Triumph Over Adversity

05 June 2008 – by Cormac Campbell

Make no mistake we, both Nordie and Mexican, are headed for recession.

In recent times we have earned well, lived fast and built enough houses to cater for what seems like half of Eastern Europe.

It was good while it lasted but the honeymoon is over, rising unemployment, plummeting house prices and the rising cost of living has forced the entire island to tighten its collective belt.

With the nightmare of negative equity facing people hoping to sell their once overpriced homes, Irishmen and women are being forced to look elsewhere to balance the books.

And unfortunately tickets to events are likely to be among the first luxuries to go.

Already there are indications of this with tickets for established artists such as Bruce Springsteen and Prince still available at the 11th hour it seems unlikely that our fledgling boxing industry will emerge unscathed.

The month of July will go a long way to highlighting just how far the rot has set in.

Three quality bills which would have been expected to sell out in a flash just a year ago – may now struggle to shift units.

What is equally unhelpful is the refusal of the British Government to adjust its taxation policy in the North to match that in the Republic, meaning bills in Belfast Irelands largest boxing market – look likely to remain as rare as hens teeth.
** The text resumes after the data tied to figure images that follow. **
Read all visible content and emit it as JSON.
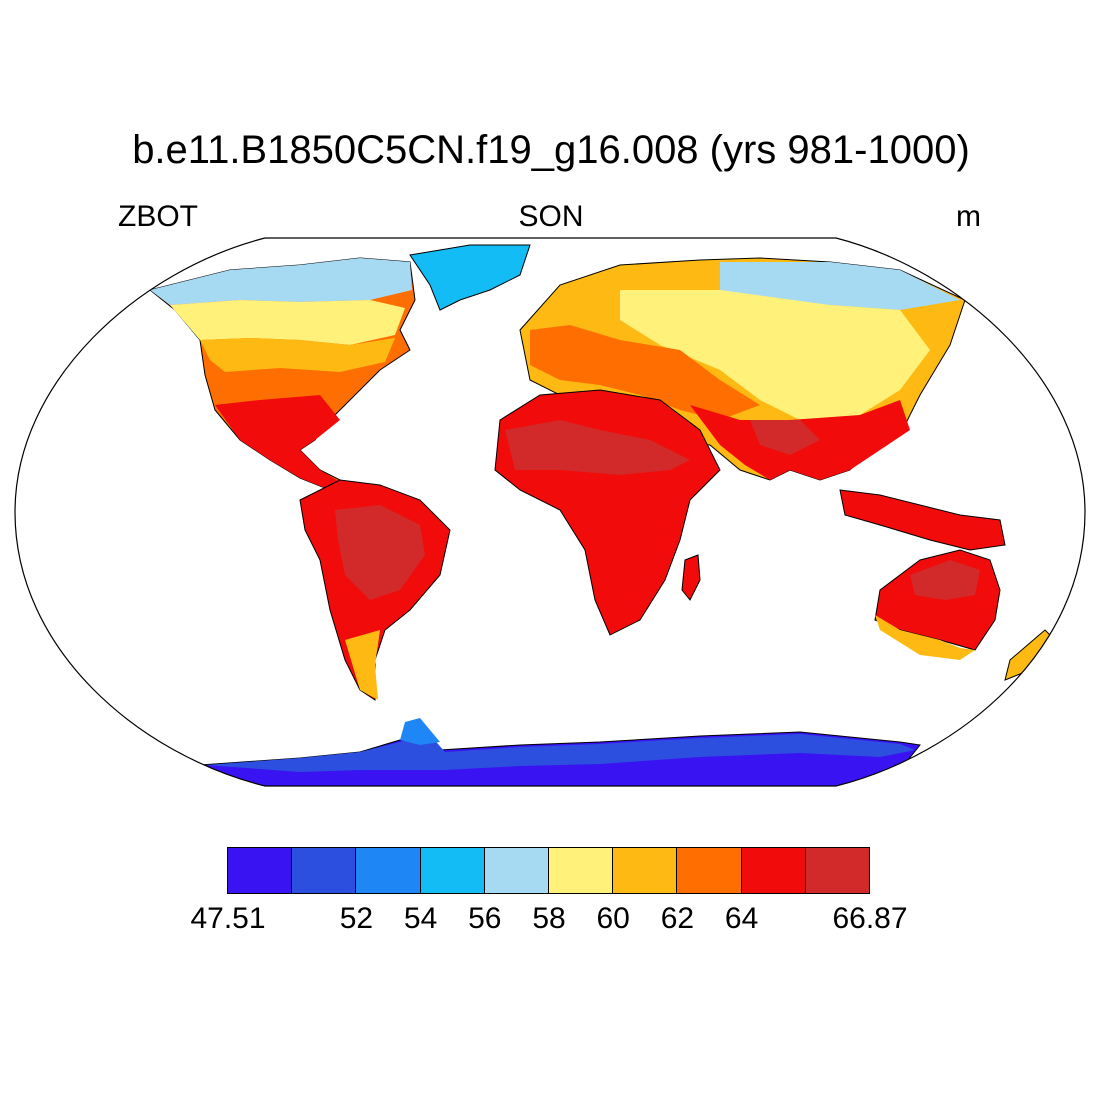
{
  "header": {
    "title": "b.e11.B1850C5CN.f19_g16.008 (yrs 981-1000)",
    "left_label": "ZBOT",
    "center_label": "SON",
    "right_label": "m"
  },
  "colorbar": {
    "colors": [
      "#3a13f2",
      "#2d4fe0",
      "#1f86f5",
      "#14bcf6",
      "#a6d9f2",
      "#fff17a",
      "#ffb913",
      "#ff6e00",
      "#f20b0b",
      "#d22a2a"
    ],
    "labels": [
      "47.51",
      "52",
      "54",
      "56",
      "58",
      "60",
      "62",
      "64",
      "66.87"
    ]
  },
  "map": {
    "projection": "robinson",
    "variable": "ZBOT",
    "units": "m",
    "season": "SON"
  }
}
Pardon the dreadful pun, but Irish boxing must come out fighting if it is to retain its market share.

What is helpful is the Irish passion for live sport. Thousands of us cross the Irish Sea week in week out for soccer games featuring the likes of Celtic, Rangers, Manchester United, Liverpool and Arsenal. That number, in all honesty is likely to plummet.

If boxing can stand together and that means promoters Brian Peters and Tommy Egan working around one another then the industry has an opportunity to satiate the Irish desire for top class live sport and actually grow.

Moreover, if times get really tough our desire to pay a monthly direct debit for Pay TV sports channels is likely to wane. Couple that with the fact that professional boxing looks likely to remain a fixture on both RTE and TV3 over the next 12 months and we may weather the worst of the economic storm.

But to do so our boxers need to be more vocal. They need to sell themselves, get out there and meet the fans. To say they should be turning up at the opening of an envelope is not an exaggeration, should they wish fans to part with hard earned cash to see them perform.

Promoters also have to plan sensibly. Given the current climate, smaller is perhaps better. The days of 8,000 packing the Point Depot are unlikely to be repeated in the near future (unless Ricky Hatton books a date at Croke Park) and as such regular events in smaller venues such as the National Stadium, Letterkenny, Limerick, and a reopened Ulster Hall can continue to sell out and offer our best boxers regular contests.

The depth of cards may need to be cut in order to ensure competitive pricing but with a little forward planning, Irish boxing can continue to thrive in uncertain economic times.